The first movement is a celebration of the asymmetrical meters of Latvian folk songs and dances and contains an obvious allusion to the country’s Lutheran heritage. Additionally, certain decorative patterns of Latvian linen arts which have a relation to the songs and dances served as an inspiration. The movement is in a very loose sonata form.

— Scott Brickman

Veils was inspired by a group of paintings from the 1950s by the great American abstract painter Morris Louis, who was one of the leaders of the Color Field movement. For these paintings, Louis devised a technique of staining the canvas, allowing the colors both to mingle and to keep separate their identities, achieving his goal of unifying figure and ground. The results are paintings of delicate, veil-like translucence, which combined with their large scale, entice the observer to enter.
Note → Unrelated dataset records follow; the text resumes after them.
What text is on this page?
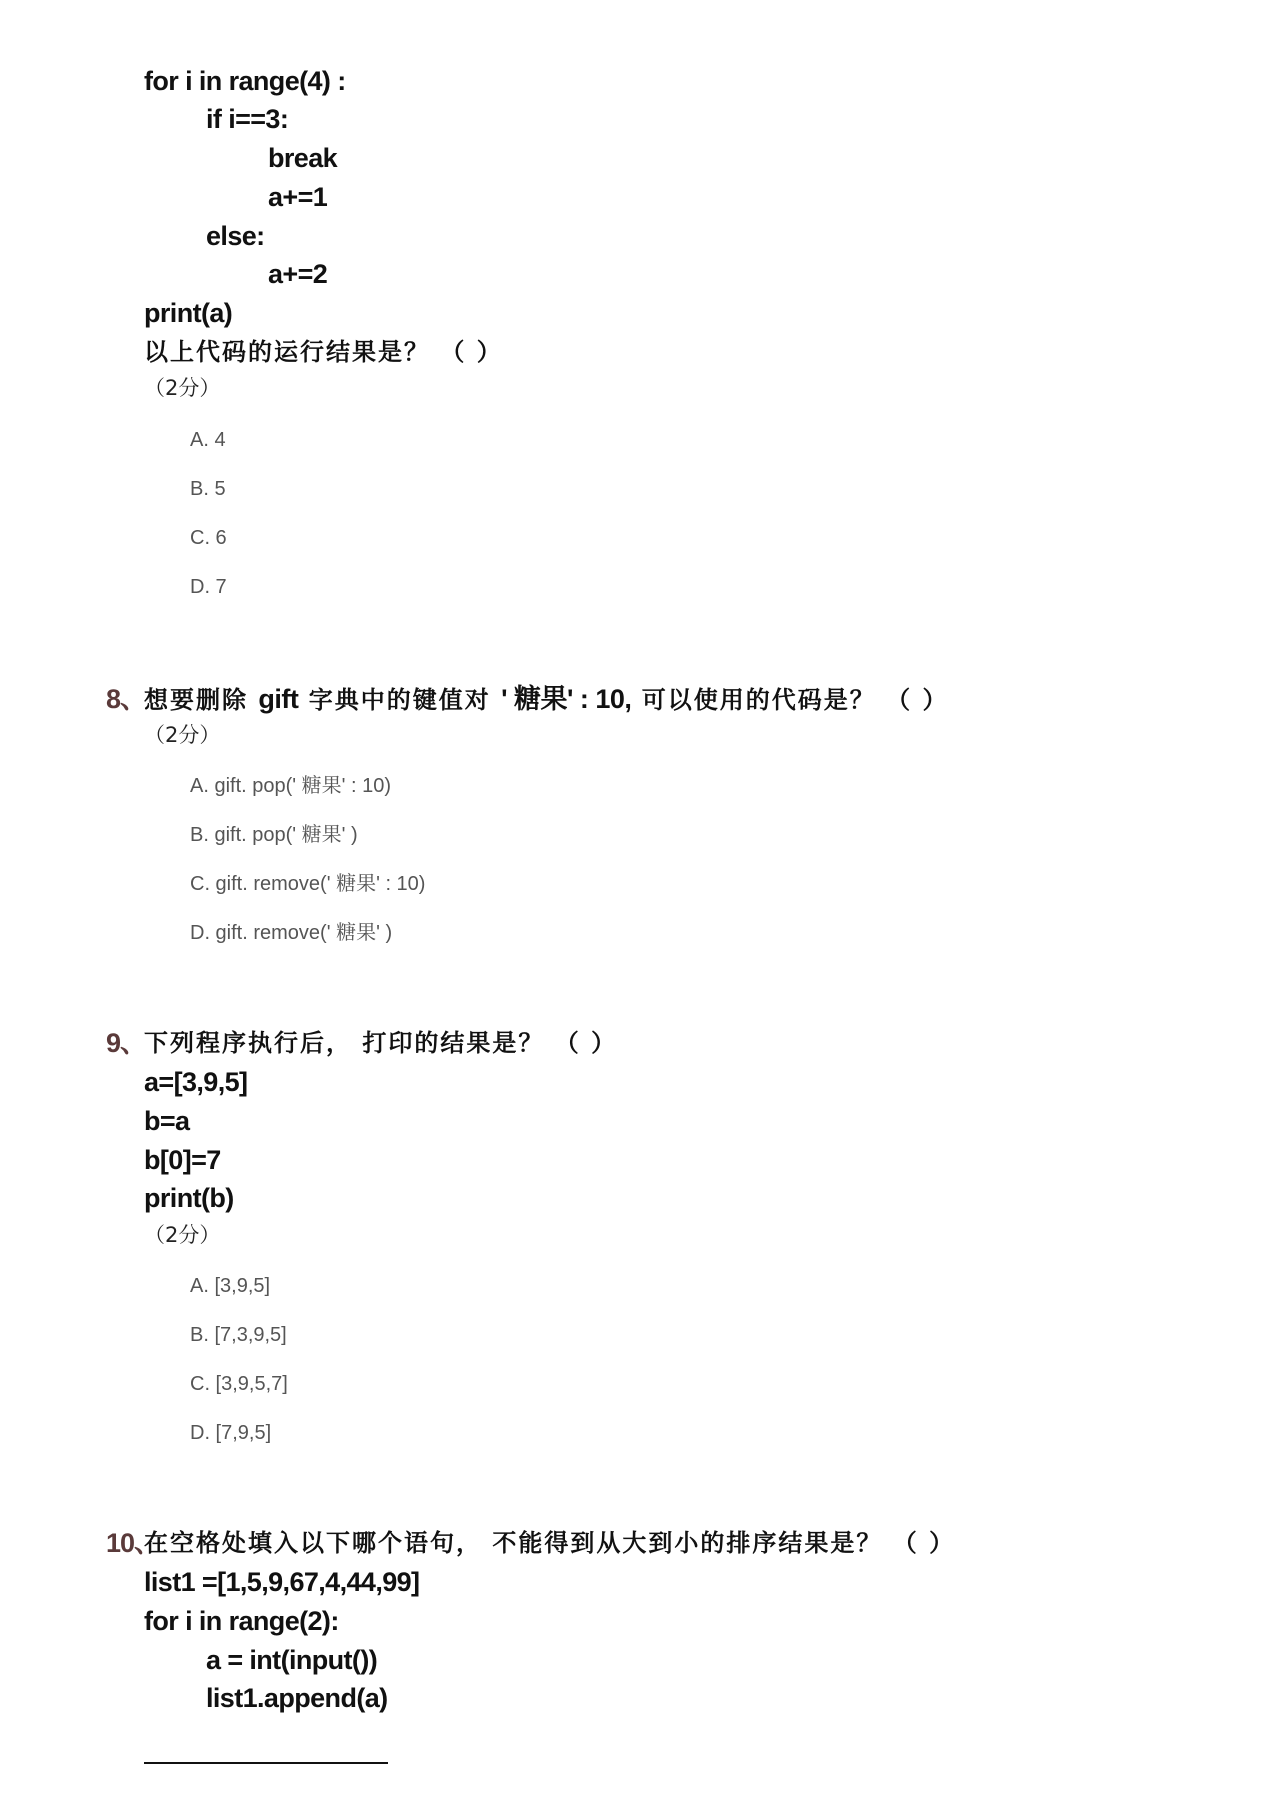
for i in range(4) :
if i==3:
break
a+=1
else:
a+=2
print(a)
以上代码的运行结果是？ （ ）
（2分）
A. 4
B. 5
C. 6
D. 7
8、
想要删除 gift 字典中的键值对 ' 糖果' : 10, 可以使用的代码是？ （ ）
（2分）
A. gift. pop(' 糖果' : 10)
B. gift. pop(' 糖果' )
C. gift. remove(' 糖果' : 10)
D. gift. remove(' 糖果' )
9、
下列程序执行后， 打印的结果是？ （ ）
a=[3,9,5]
b=a
b[0]=7
print(b)
（2分）
A. [3,9,5]
B. [7,3,9,5]
C. [3,9,5,7]
D. [7,9,5]
10、
在空格处填入以下哪个语句， 不能得到从大到小的排序结果是？ （ ）
list1 =[1,5,9,67,4,44,99]
for i in range(2):
a = int(input())
list1.append(a)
In my orchestra piece, I have translated some of these techniques and images into music. Winds are in pairs and usually appear together, purifying their color; melodic lines in the strings are seamlessly passed from section to section; quasi-canonic passages create increasingly dense, but still translucent “veils” of sound. Throughout the piece, the principal oboe is the protagonist. It sometimes seems to stand aside, observing, reflecting, only to be swept back into the flow of the piece, and at the climax, seemingly in danger of subsuming its individuality into the ensemble as a whole. But in this way, the oboe observer sees the piece from within, at last fulfilling the desire of the observer in the gallery.

— Marilyn Bliss

Gangsta Noir Train Station

GANGSTA’ NOIR is a 12-minute orchestra piece – of which the first five minutes are recorded here – that is heavily influenced by the film noir genre of cinema and the music scores that accompanied these films. Film noir cinema — mostly shot in gloomy grays, blacks and whites — thematically showed the dark and often inhumane side of human nature. Saturated with cynicism and doomed love, the films emphasized the brutal, unhealthy, seamy, shadowy, dark, and sadistic sides of the human experience. An oppressive atmosphere of menace, pessimism, anxiety, — the suspicion that anything can go wrong — dingy realism, futility, fatalism, defeat, and entrapment all contributed to the heavily stylized characteristics of film noir.

— Jay Anthony Gach

Thomas Jefferson: Life Lines is a five-movement composition based on excerpts culled from over 19,000 extent, eloquently and passionately written personal letters of Thomas Jefferson. His letters address almost every subject imaginable. The selected excerpts — or lines — portray the intimate, human qualities of the man. The music is as diverse and varied as Jefferson’s interests. The style, tone, and form of the music are directly tied to Jefferson’s words.

The first movement contains eight brief excerpts that highlight different aspects of Jefferson’s mindset. Each of the remaining movements focus on a single subject: II. the death of Jefferson’s wife, Martha, and III. Monticello. Also, not included in this recording project are IV. a dialogue between Jefferson’s head and heart, and V. Jefferson’s belief in the free mind.

The first tenor is the voice of Thomas Jefferson in all movements. In the opening movement, Jefferson’s words are spoken. In the remaining movements, he primarily sings his text, but often reverts to spoken delivery. Each of the three other voices serve as general support except in specific movements where each have specialized roles: II. the alto is the voice of Martha Jefferson (and, not included in this recording project, IV. the second tenor and bass voice Jefferson’s emotional heart and rational mind, respectively).

Two fundamental components of Jefferson’s being, the rational mind and the emotional heart, are musically portrayed in the introduction of the first movement. The music that follows in the first and all subsequent movements are derived from these two components. The first tenor opens with the “life line” that framed this entire work, “the letters of a person form the only full and genuine journal of his life.”